Officer-worn video technology is coming of age, but will agencies and officers embrace it and use it properly?
Agencies must realize that video files require expensive server storage to keep evidence on site. VieVu and TASER offer cloud storage and file management solutions as an alternative. Cloud storage offers highly secure storage at a cost that could be prohibitive for budget-strapped agencies. An hour of video can require up to a gigabyte of hard-drive space. If tens or even hundreds of officers make videos every shift, you can see how data files add up quickly.
Most law enforcement agencies have procedures in place that cover the handling of digital media. A generally accepted practice is to burn the digital evidence onto a CD or DVD and impound it in the property room. There, it is cataloged, tracked, and made available for court. Under this system, digital files take up real estate in the evidence room. Staff must impound and catalog the disks, check them out of evidence, carry them to court, and dispose or archive them when the case is adjudicated.
TASER’s cloud-based Evidence.com is a video storage solution available for agencies using on-body video. The site eliminates the need for on-site storage space by storing the files off-site and allowing agencies to share the files via secure access to the server. Prosecutors can simply log into a remote portal and get the videos they need for their cases. Additionally, the system tracks every activity associated with every file and stores it in an audit log.
Video storage and evidence management on site is expensive and difficult to implement. So if a department considers every aspect of making and managing video evidence, it may conclude that a full software and storage package is the most economical solution. Smaller agencies with smaller deployments may choose to keep the systems they have in place.
Many departments implemented policy decisions when acquiring earlier-generation video systems that will now need revising.

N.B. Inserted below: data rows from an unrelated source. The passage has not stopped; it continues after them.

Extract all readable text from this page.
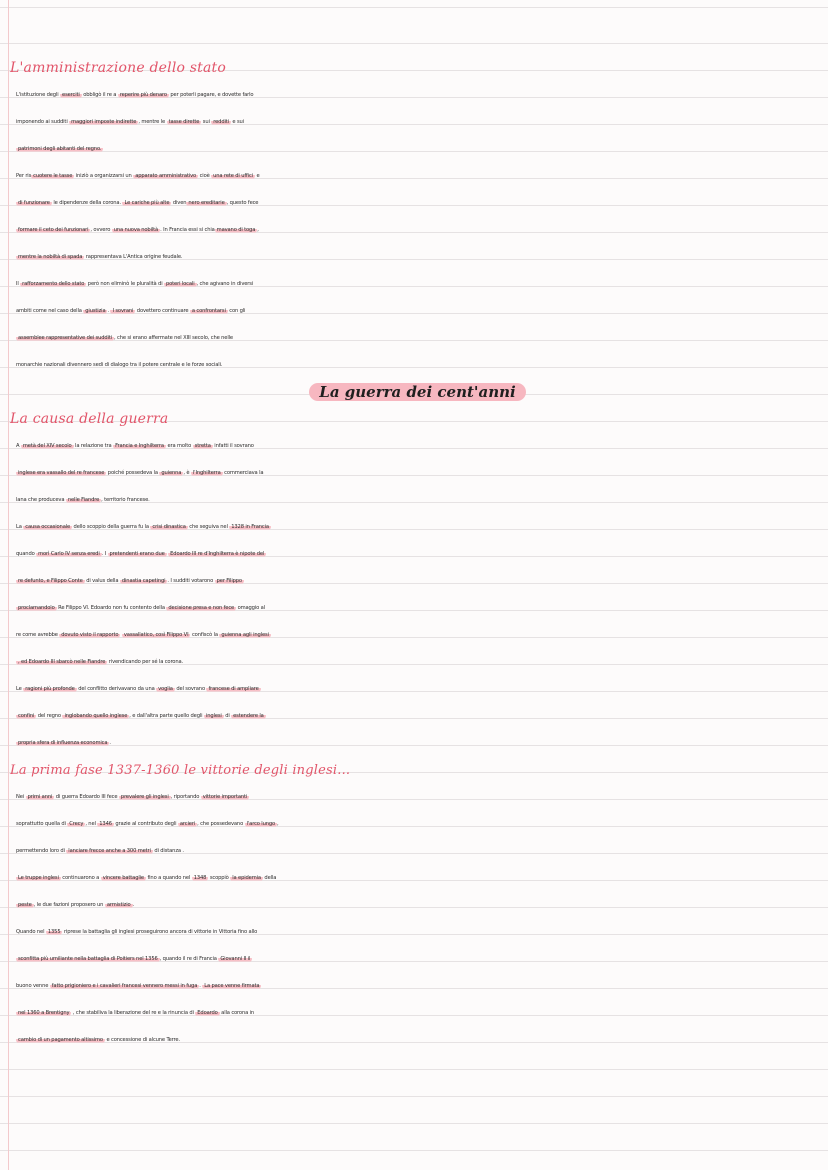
L'amministrazione dello stato
L'istituzione degli eserciti obbligò il re a reperire più denaro per poterli pagare, e dovette farlo
imponendo ai sudditi maggiori imposte indirette , mentre le tasse dirette sui redditi e sui
patrimoni degli abitanti del regno.
Per ris cuotere le tasse iniziò a organizzarsi un apparato amministrativo cioè una rete di uffici e
di funzionare le dipendenze della corona. Le cariche più alte diven nero ereditarie , questo fece
formare il ceto dei funzionari , ovvero una nuova nobiltà . In Francia essi si chia mavano di toga ,
mentre la nobiltà di spada rappresentava L'Antica origine feudale.
Il rafforzamento dello stato però non eliminò le pluralità di poteri locali , che agivano in diversi
ambiti come nel caso della giustizia . I sovrani dovettero continuare a confrontarsi con gli
assemblee rappresentative dei sudditi , che si erano affermate nel XIII secolo, che nelle
monarchie nazionali divennero sedi di dialogo tra il potere centrale e le forze sociali.
La guerra dei cent'anni
La causa della guerra
A metà del XIV secolo la relazione tra Francia e Inghilterra era molto stretta infatti il sovrano
inglese era vassallo del re francese poiché possedeva la guienna , è l'Inghilterra commerciava la
lana che produceva nelle Fiandre , territorio francese.
La causa occasionale dello scoppio della guerra fu la crisi dinastica che seguiva nel 1328 in Francia
quando morì Carlo IV senza eredi . I pretendenti erano due Edoardo III re d'Inghilterra è nipote del
re defunto, e Filippo Conte di valus della dinastia capetingi . I sudditi votarono per Filippo
proclamandolo Re Filippo VI. Edoardo non fu contento della decisione presa e non fece omaggio al
re come avrebbe dovuto visto il rapporto vassallatico, così Filippo VI confiscò la guienna agli inglesi
, ed Edoardo III sbarcò nelle Fiandre rivendicando per sé la corona.
Le ragioni più profonde del conflitto derivavano da una voglia del sovrano francese di ampliare
confini del regno inglobando quello inglese , e dall'altra parte quello degli inglesi di estendere la
propria sfera di influenza economica .
La prima fase 1337-1360 le vittorie degli inglesi...
Nei primi anni di guerra Edoardo III fece prevalere gli inglesi , riportando vittorie importanti
soprattutto quella di Crecy , nel 1346 grazie al contributo degli arcieri , che possedevano l'arco lungo ,
permettendo loro di lanciare frecce anche a 300 metri di distanza .
Le truppe inglesi continuarono a vincere battaglie fino a quando nel 1348 scoppiò la epidemia della
peste , le due fazioni proposero un armistizio .
Quando nel 1355 riprese la battaglia gli inglesi proseguirono ancora di vittorie in Vittoria fino allo
sconfitta più umiliante nella battaglia di Poitiers nel 1356 , quando il re di Francia Giovanni II il
buono venne fatto prigioniero e i cavalieri francesi vennero messi in fuga . La pace venne firmata
nel 1360 a Brentigny , che stabiliva la liberazione del re e la rinuncia di Edoardo alla corona in
cambio di un pagamento altissimo e concessione di alcune Terre.
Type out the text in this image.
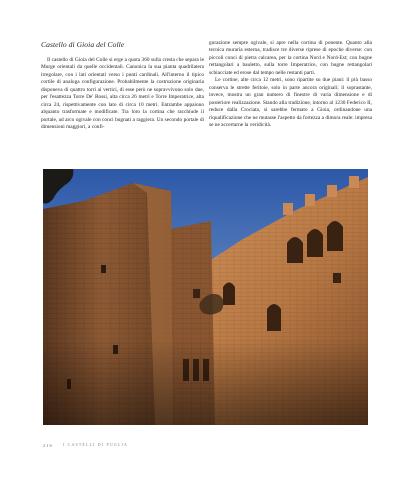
Castello di Gioia del Colle

Il castello di Gioia del Colle si erge a quota 360 sulla cresta che separa le Murge orientali da quelle occidentali. Canonica la sua pianta quadrilatera irregolare, con i lati orientati verso i punti cardinali. All'interno il tipico cortile di analoga configurazione. Probabilmente la costruzione originaria disponeva di quattro torri ai vertici, di esse però ne sopravvivono solo due, per l'esattezza Torre De' Rossi, alta circa 26 metri e Torre Imperatrice, alta circa 24, rispettivamente con lato di circa 10 metri. Entrambe appaiono alquanto trasformate e modificate. Tra loro la cortina che racchiude il portale, ad arco ogivale con conci bugnati a raggiera. Un secondo portale di dimensioni maggiori, a confi-

gurazione sempre ogivale, si apre nella cortina di ponente. Quanto alla tecnica muraria esterna, tradisce tre diverse riprese di epoche diverse: con piccoli conci di pietra calcarea, per la cortina Nord e Nord-Est; con bugne rettangolari a bauletto, sulla torre Imperatrice, con bugne rettangolari schiacciate ed erose dal tempo nelle restanti parti.

Le cortine, alte circa 12 metri, sono ripartite su due piani: il più basso conserva le strette feritoie, solo in parte ancora originali; il soprastante, invece, mostra un gran numero di finestre di varia dimensione e di posteriore realizzazione. Stando alla tradizione, intorno al 1230 Federico II, reduce dalla Crociata, si sarebbe fermato a Gioia, ordinandone una riqualificazione che ne mutasse l'aspetto da fortezza a dimora reale: impresa se ne accertarne la veridicità.

216	I CASTELLI DI PUGLIA
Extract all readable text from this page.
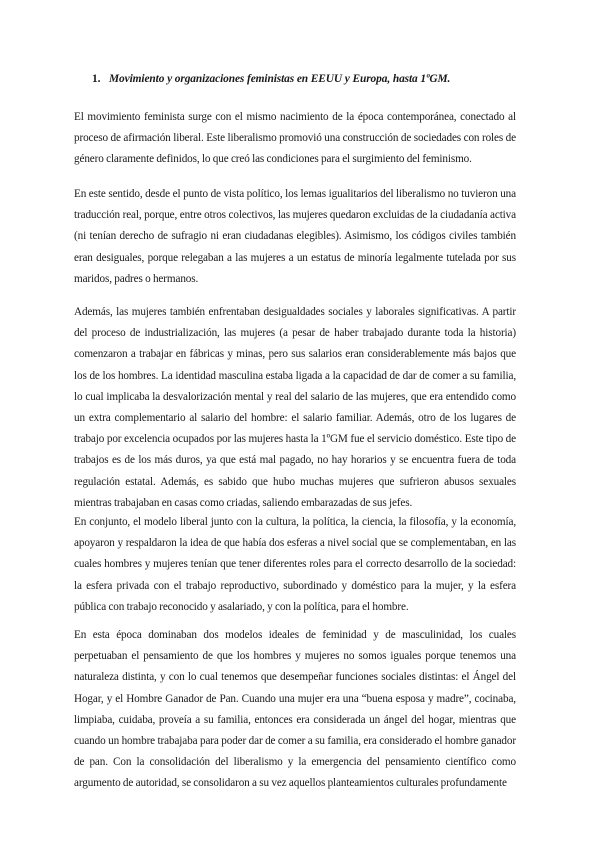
1. Movimiento y organizaciones feministas en EEUU y Europa, hasta 1ºGM.

El movimiento feminista surge con el mismo nacimiento de la época contemporánea, conectado al proceso de afirmación liberal. Este liberalismo promovió una construcción de sociedades con roles de género claramente definidos, lo que creó las condiciones para el surgimiento del feminismo.

En este sentido, desde el punto de vista político, los lemas igualitarios del liberalismo no tuvieron una traducción real, porque, entre otros colectivos, las mujeres quedaron excluidas de la ciudadanía activa (ni tenían derecho de sufragio ni eran ciudadanas elegibles). Asimismo, los códigos civiles también eran desiguales, porque relegaban a las mujeres a un estatus de minoría legalmente tutelada por sus maridos, padres o hermanos.

Además, las mujeres también enfrentaban desigualdades sociales y laborales significativas. A partir del proceso de industrialización, las mujeres (a pesar de haber trabajado durante toda la historia) comenzaron a trabajar en fábricas y minas, pero sus salarios eran considerablemente más bajos que los de los hombres. La identidad masculina estaba ligada a la capacidad de dar de comer a su familia, lo cual implicaba la desvalorización mental y real del salario de las mujeres, que era entendido como un extra complementario al salario del hombre: el salario familiar. Además, otro de los lugares de trabajo por excelencia ocupados por las mujeres hasta la 1ºGM fue el servicio doméstico. Este tipo de trabajos es de los más duros, ya que está mal pagado, no hay horarios y se encuentra fuera de toda regulación estatal. Además, es sabido que hubo muchas mujeres que sufrieron abusos sexuales mientras trabajaban en casas como criadas, saliendo embarazadas de sus jefes.

En conjunto, el modelo liberal junto con la cultura, la política, la ciencia, la filosofía, y la economía, apoyaron y respaldaron la idea de que había dos esferas a nivel social que se complementaban, en las cuales hombres y mujeres tenían que tener diferentes roles para el correcto desarrollo de la sociedad: la esfera privada con el trabajo reproductivo, subordinado y doméstico para la mujer, y la esfera pública con trabajo reconocido y asalariado, y con la política, para el hombre.

En esta época dominaban dos modelos ideales de feminidad y de masculinidad, los cuales perpetuaban el pensamiento de que los hombres y mujeres no somos iguales porque tenemos una naturaleza distinta, y con lo cual tenemos que desempeñar funciones sociales distintas: el Ángel del Hogar, y el Hombre Ganador de Pan. Cuando una mujer era una “buena esposa y madre”, cocinaba, limpiaba, cuidaba, proveía a su familia, entonces era considerada un ángel del hogar, mientras que cuando un hombre trabajaba para poder dar de comer a su familia, era considerado el hombre ganador de pan. Con la consolidación del liberalismo y la emergencia del pensamiento científico como argumento de autoridad, se consolidaron a su vez aquellos planteamientos culturales profundamente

Officers Worry About ‘Big Brother’
Body-worn cameras bring up new challenges because they’re always present in an officer’s personal space. That makes some officers uncomfortable, because they may not be on their best behavior at all times.
Most officers have no trouble acting professional when in the public eye or speaking to a citizen, but they may not want everything recorded outside of those encounters. And police labor organizations have objected to departments mandating that their members wear cameras. This “big brother” issue may be the biggest consideration for when and how the video cameras are used. It affects the officers, supervisors and the evidence managers.
TASER’s Tuttle recently sat down with representatives of police supervisors and unions for a frank discussion. Rank-and-file officers most often said they didn’t want to get into trouble for something that they said on video. Specifically, the officers worried that command staff would monitor their language and object to F-bombs they used to accentuate their points when under stress. The supervisors said that they weren’t interested in the occasional F-bomb. They said they were more interested in keeping officers safe and accountable, and they want better documentation of critical incidents.